UNITED STATES
SECURITIES AND EXCHANGE COMMISSION
WASHINGTON, D.C. 20549
 
FORM 8-K
 
CURRENT REPORT
Pursuant to Section 13 or 15(d) of the
Securities Exchange Act of 1934
Date of report (Date of earliest event reported): November 6, 2007
 
Visicu, Inc.
(Exact name of registrant as specified in its charter)
 
         
Delaware
(State or other jurisdiction
of incorporation or organization)
  000-51865
(Commission file number)
  52-2107238
(I.R.S. Employer Identification No.)
 
217 East Redwood Street, Suite 1900
Baltimore, Maryland 21202-3315

(Address of principal executive offices, including zip code)
(410) 276-1960
(Registrant’s telephone number, including area code)
 
Check the appropriate box if the Form 8-K filing is intended to simultaneously satisfy the reporting obligation of the registrant under any of the following provisions:
o   Written communications pursuant to Rule 425 under the Securities Act
 
o   Soliciting material pursuant to Rule 14a-12 of the Exchange Act
 
o   Pre-commencement communications pursuant to Rule 14d-2(b) Exchange Act
 
o   Pre-commencement communications pursuant to Rule 13e-4(c) Exchange Act
 
 

 


 

Item 2.02 Results of Operations and Financial Condition.
     On November 6, 2007, Visicu, Inc. (“ Visicu ”) announced its financial results for the quarter ended September 30, 2007. The full text of the press release issued in connection with the announcement is furnished as Exhibit 99.1 to this Current Report on Form 8-K.
     The information in this Current Report (including Exhibit 99.1) is being furnished and shall not be deemed “filed” for the purposes of Section 18 of the Securities Exchange Act of 1934, as amended (the “ Exchange Act ”), or otherwise subject to the liabilities of that Section. The information in this Current Report shall not be deemed incorporated by reference into any registration statement or other document filed pursuant to the Securities Act of 1933, as amended, or the Exchange Act, except as shall be expressly set forth by specific reference in such filing.
     Visicu is referencing non-GAAP financial measures in the press release furnished with this Current Report. A reconciliation of these non-GAAP financial measures to the comparable GAAP financial measures is contained in the furnished press release.
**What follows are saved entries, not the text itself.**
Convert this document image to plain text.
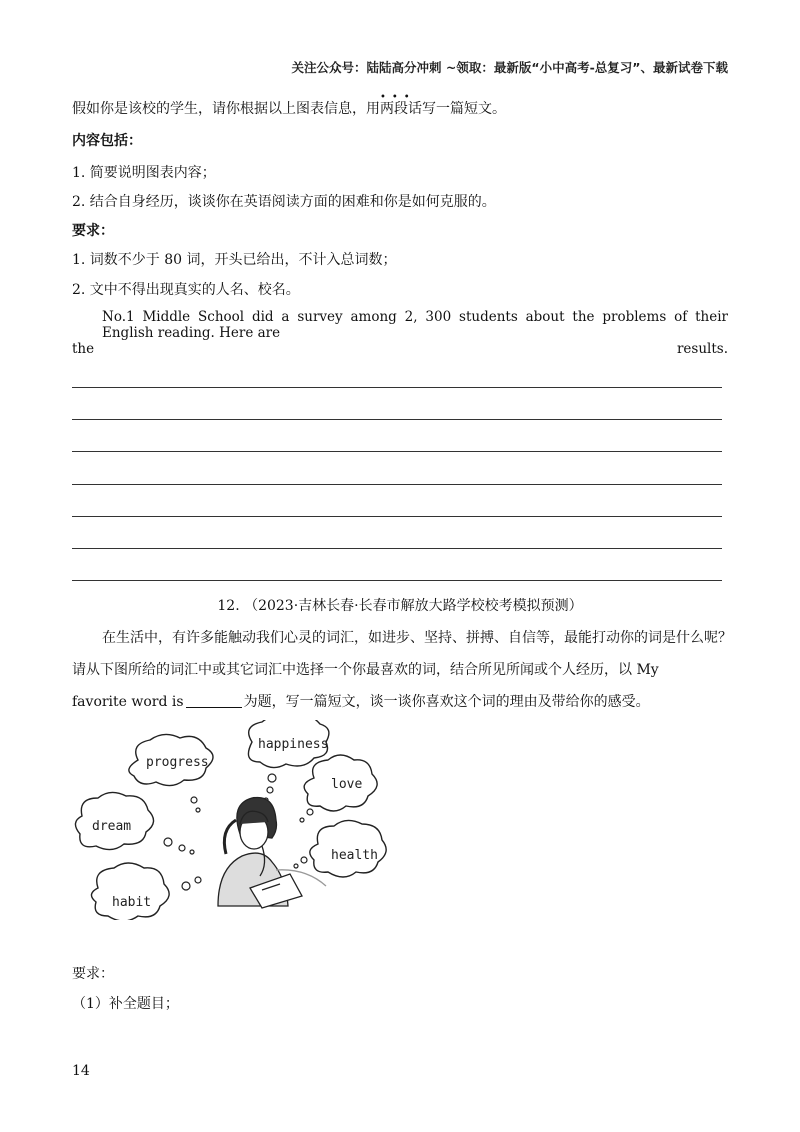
关注公众号：陆陆高分冲刺 ~领取：最新版“小中高考-总复习”、最新试卷下载
假如你是该校的学生，请你根据以上图表信息，用
•••
两段话写一篇短文。
内容包括：
1. 简要说明图表内容；
2. 结合自身经历，谈谈你在英语阅读方面的困难和你是如何克服的。
要求：
1. 词数不少于 80 词，开头已给出，不计入总词数；
2. 文中不得出现真实的人名、校名。
No.1 Middle School did a survey among 2, 300 students about the problems of their English reading. Here are
the	results.
12. （2023·吉林长春·长春市解放大路学校校考模拟预测）
在生活中，有许多能触动我们心灵的词汇，如进步、坚持、拼搏、自信等，最能打动你的词是什么呢？
请从下图所给的词汇中或其它词汇中选择一个你最喜欢的词，结合所见所闻或个人经历，以 My
favorite word is	为题，写一篇短文，谈一谈你喜欢这个词的理由及带给你的感受。
happiness
progress
love
dream
health
habit
要求：
（1）补全题目；
14
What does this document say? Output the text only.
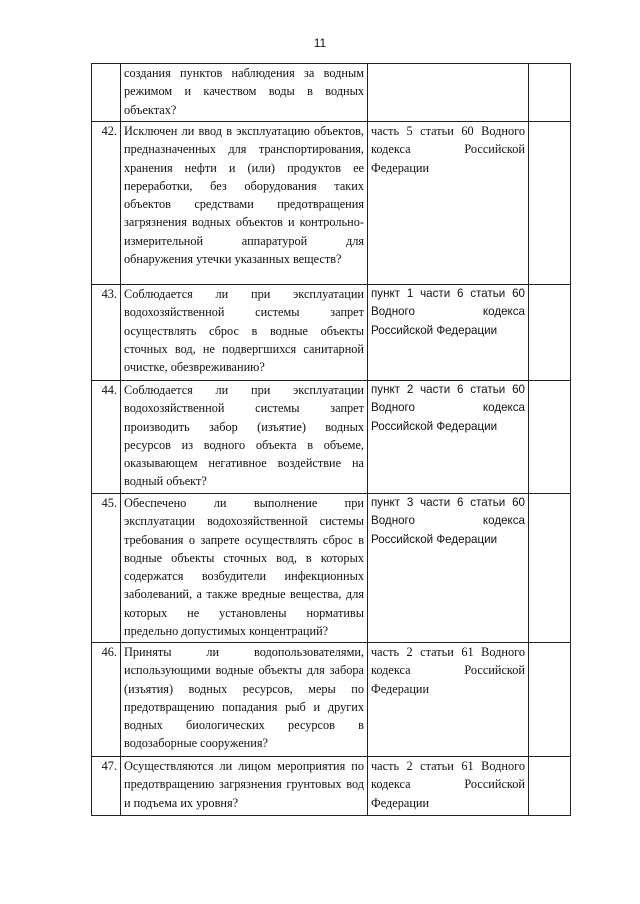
11
	создания пунктов наблюдения за водным режимом и качеством воды в водных объектах?		
42.	Исключен ли ввод в эксплуатацию объектов, предназначенных для транспортирования, хранения нефти и (или) продуктов ее переработки, без оборудования таких объектов средствами предотвращения загрязнения водных объектов и контрольно-измерительной аппаратурой для обнаружения утечки указанных веществ?	часть 5 статьи 60 Водного кодекса Российской Федерации	
43.	Соблюдается ли при эксплуатации водохозяйственной системы запрет осуществлять сброс в водные объекты сточных вод, не подвергшихся санитарной очистке, обезвреживанию?	пункт 1 части 6 статьи 60 Водного кодекса Российской Федерации	
44.	Соблюдается ли при эксплуатации водохозяйственной системы запрет производить забор (изъятие) водных ресурсов из водного объекта в объеме, оказывающем негативное воздействие на водный объект?	пункт 2 части 6 статьи 60 Водного кодекса Российской Федерации	
45.	Обеспечено ли выполнение при эксплуатации водохозяйственной системы требования о запрете осуществлять сброс в водные объекты сточных вод, в которых содержатся возбудители инфекционных заболеваний, а также вредные вещества, для которых не установлены нормативы предельно допустимых концентраций?	пункт 3 части 6 статьи 60 Водного кодекса Российской Федерации	
46.	Приняты ли водопользователями, использующими водные объекты для забора (изъятия) водных ресурсов, меры по предотвращению попадания рыб и других водных биологических ресурсов в водозаборные сооружения?	часть 2 статьи 61 Водного кодекса Российской Федерации	
47.	Осуществляются ли лицом мероприятия по предотвращению загрязнения грунтовых вод и подъема их уровня?	часть 2 статьи 61 Водного кодекса Российской Федерации	
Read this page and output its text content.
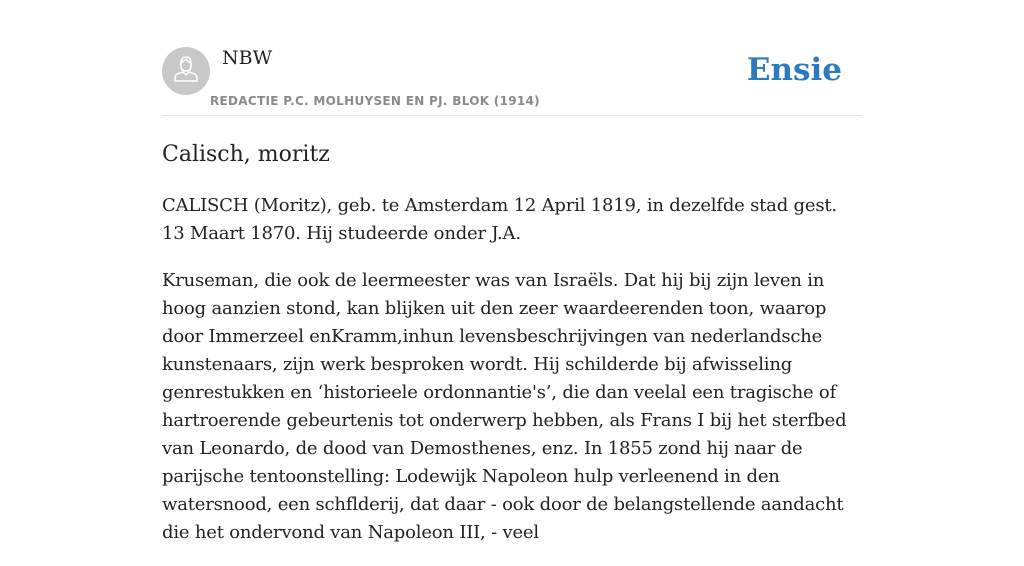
NBW
REDACTIE P.C. MOLHUYSEN EN PJ. BLOK (1914)
Ensie
Calisch, moritz

CALISCH (Moritz), geb. te Amsterdam 12 April 1819, in dezelfde stad gest. 13 Maart 1870. Hij studeerde onder J.A.

Kruseman, die ook de leermeester was van Israëls. Dat hij bij zijn leven in hoog aanzien stond, kan blijken uit den zeer waardeerenden toon, waarop door Immerzeel enKramm,inhun levensbeschrijvingen van nederlandsche kunstenaars, zijn werk besproken wordt. Hij schilderde bij afwisseling genrestukken en ‘historieele ordonnantie's’, die dan veelal een tragische of hartroerende gebeurtenis tot onderwerp hebben, als Frans I bij het sterfbed van Leonardo, de dood van Demosthenes, enz. In 1855 zond hij naar de parijsche tentoonstelling: Lodewijk Napoleon hulp verleenend in den watersnood, een schflderij, dat daar - ook door de belangstellende aandacht die het ondervond van Napoleon III, - veel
Disclosures regarding definitions of these financial measures used by Visicu and why Visicu’s management believes these financial measures provide useful information to investors are also included in the furnished press release.
Item 9.01 Financial Statements and Exhibits.
  (d)   Exhibits.
 
      The following exhibit relating to Item 2.02 shall be deemed to be furnished, and not filed.
     
Exhibit No.   Description of Document
 
   
99.1
  Press Release issued by Visicu, Inc. on November 6, 2007.

 


 

SIGNATURES
     Pursuant to the requirements of the Securities Exchange Act of 1934, the Registrant has duly caused this Current Report to be signed on its behalf by the undersigned hereunto duly authorized.
         
  VISICU, INC.
 
 
Date: November 6, 2007  By:   /s/ Vincent E. Estrada    
    Vincent E. Estrada    
    Senior Vice President and Chief Financial Officer
(Principal Financial and Accounting Officer) 
 
 

 


 

EXHIBIT INDEX
     
Exhibit No.   Description of Document
 
   
99.1
  Press Release issued by Visicu, Inc. on November 6, 2007.